Prof. Jim Allison, recepient of the 2017 Wolf Prize for Medicine (Courtesy)
Prof. Jim Allison, recepient of the 2017 Wolf Prize for Medicine (Courtesy)

The Wolf Prize for Medicine will be awarded to Prof. Jim Allison from the University of Texas MD Anderson Cancer Center, for “sparking a revolution in cancer therapy” through his discovery of an immune checkpoint blockade. Allison’s “brilliant insight that blocking the function of inhibitory receptors on T lymphocytes could result in activation of anti-tumor immunity forever transformed the field of immunotherapy,” the Wolf foundation said in a statement.

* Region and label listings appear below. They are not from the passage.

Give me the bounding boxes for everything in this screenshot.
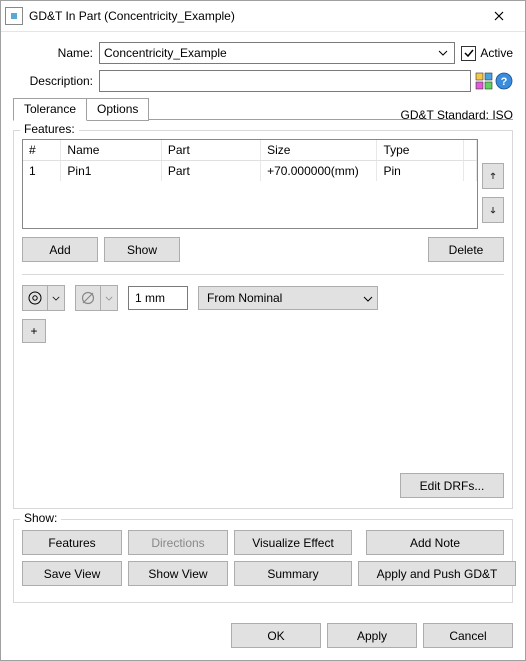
- add-button[interactable]: Add: [22, 237, 98, 262]
- show-button[interactable]: Show: [104, 237, 180, 262]
- svg-text:?: ?: [501, 76, 508, 88]
- cell-num: 1: [23, 161, 61, 182]
- name-label: Name:: [13, 46, 99, 60]
- directions-button: Directions: [128, 530, 228, 555]
- cancel-button[interactable]: Cancel: [423, 623, 513, 648]
- chevron-down-icon[interactable]: [101, 286, 117, 310]
- features-button[interactable]: Features: [22, 530, 122, 555]
- features-legend: Features:: [20, 122, 79, 136]
- chevron-down-icon[interactable]: [48, 286, 64, 310]
- tab-tolerance[interactable]: Tolerance: [13, 98, 87, 121]
- tabs: Tolerance Options GD&T Standard: ISO: [13, 98, 513, 120]
- show-group: Show: Features Directions Visualize Effe…: [13, 519, 513, 603]
- col-num[interactable]: #: [23, 140, 61, 161]
- apply-button[interactable]: Apply: [327, 623, 417, 648]
- cell-type: Pin: [377, 161, 464, 182]
- name-value: Concentricity_Example: [104, 46, 434, 60]
- modifier-select[interactable]: [75, 285, 118, 311]
- checkbox-box: [461, 46, 476, 61]
- standard-label: GD&T Standard: ISO: [401, 108, 514, 122]
- col-name[interactable]: Name: [61, 140, 161, 161]
- visualize-effect-button[interactable]: Visualize Effect: [234, 530, 352, 555]
- save-view-button[interactable]: Save View: [22, 561, 122, 586]
- move-up-button[interactable]: [482, 163, 504, 189]
- features-group: Features: # Name Part Size Type: [13, 130, 513, 509]
- col-size[interactable]: Size: [261, 140, 377, 161]
- origin-combo[interactable]: From Nominal: [198, 286, 378, 310]
- tab-options[interactable]: Options: [87, 98, 149, 121]
- name-combo[interactable]: Concentricity_Example: [99, 42, 455, 64]
- add-note-button[interactable]: Add Note: [366, 530, 504, 555]
- description-input[interactable]: [99, 70, 471, 92]
- diameter-icon: [76, 286, 101, 310]
- grid-colors-icon[interactable]: [475, 72, 493, 90]
- concentricity-icon: [23, 286, 48, 310]
- summary-button[interactable]: Summary: [234, 561, 352, 586]
- edit-drfs-button[interactable]: Edit DRFs...: [400, 473, 504, 498]
- cell-part: Part: [161, 161, 260, 182]
- col-type[interactable]: Type: [377, 140, 464, 161]
- app-icon: [5, 7, 23, 25]
- dialog-footer: OK Apply Cancel: [1, 613, 525, 660]
- window: GD&T In Part (Concentricity_Example) Nam…: [0, 0, 526, 661]
- add-tolerance-button[interactable]: +: [22, 319, 46, 343]
- show-view-button[interactable]: Show View: [128, 561, 228, 586]
- tolerance-value-input[interactable]: 1 mm: [128, 286, 188, 310]
- delete-button[interactable]: Delete: [428, 237, 504, 262]
- chevron-down-icon[interactable]: [363, 291, 373, 305]
- help-icon[interactable]: ?: [495, 72, 513, 90]
- show-legend: Show:: [20, 511, 61, 525]
- move-down-button[interactable]: [482, 197, 504, 223]
- table-row[interactable]: 1 Pin1 Part +70.000000(mm) Pin: [23, 161, 477, 182]
- titlebar: GD&T In Part (Concentricity_Example): [1, 1, 525, 32]
- col-part[interactable]: Part: [161, 140, 260, 161]
- ok-button[interactable]: OK: [231, 623, 321, 648]
- origin-value: From Nominal: [207, 291, 363, 305]
- chevron-down-icon[interactable]: [434, 44, 452, 62]
- col-blank: [464, 140, 477, 161]
- tolerance-symbol-select[interactable]: [22, 285, 65, 311]
- active-label: Active: [480, 46, 513, 60]
- close-icon[interactable]: [479, 2, 519, 30]
- active-checkbox[interactable]: Active: [461, 46, 513, 61]
- window-title: GD&T In Part (Concentricity_Example): [29, 9, 479, 23]
- features-table[interactable]: # Name Part Size Type 1 Pin1: [22, 139, 478, 229]
- description-label: Description:: [13, 74, 99, 88]
- cell-size: +70.000000(mm): [261, 161, 377, 182]
- apply-push-button[interactable]: Apply and Push GD&T: [358, 561, 516, 586]
- cell-name: Pin1: [61, 161, 161, 182]
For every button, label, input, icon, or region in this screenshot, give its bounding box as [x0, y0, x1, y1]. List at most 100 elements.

The Wolf Prize for Arts will be shared by Lawrence Weiner and Laurie Anderson from New York, for the “radicalism and avant-garde at the core of their work, and for inspiring generations to come.”

Anderson’s work is “a significant example of the essence of multi-disciplinary art” that has developed since the 1970s, the foundation said. Her work is manifested in music, performance, films, poetry and visual art, “while breaking the boundaries between media and expanding the range of creativity. She paved the path to a new kind of artwork, discovering new territories for art while combining different media, aesthetics and technologies. She can be characterized as a symbol of our time — always trying new options and challenging norms.”

Laurie Anderson, recepient of the 2017 Wolf Prize for the Arts (Courtesy)
Laurie Anderson, recepient of the 2017 Wolf Prize for the Arts (Courtesy)

Weiner, one of the “leading figures in the art world of the last decade” is recognized as a pioneer of conceptual art, displaying an “unprecedented use of language as material” and using a variety of languages.

The Wolf Prize is distributed annually in five out of eight disciplines (the disciplines change on a rotating basis). The Wolf Foundation began its activities in 1976 with an initial endowment fund of $10 million donated by the Wolf family. Since its inception, the foundation has awarded prizes 312 laureates, 12 of whom are women. Over the years 21 Israelis have won the prize, with 172 laureates coming from the US – the biggest number of laureates — followed by the UK with 28.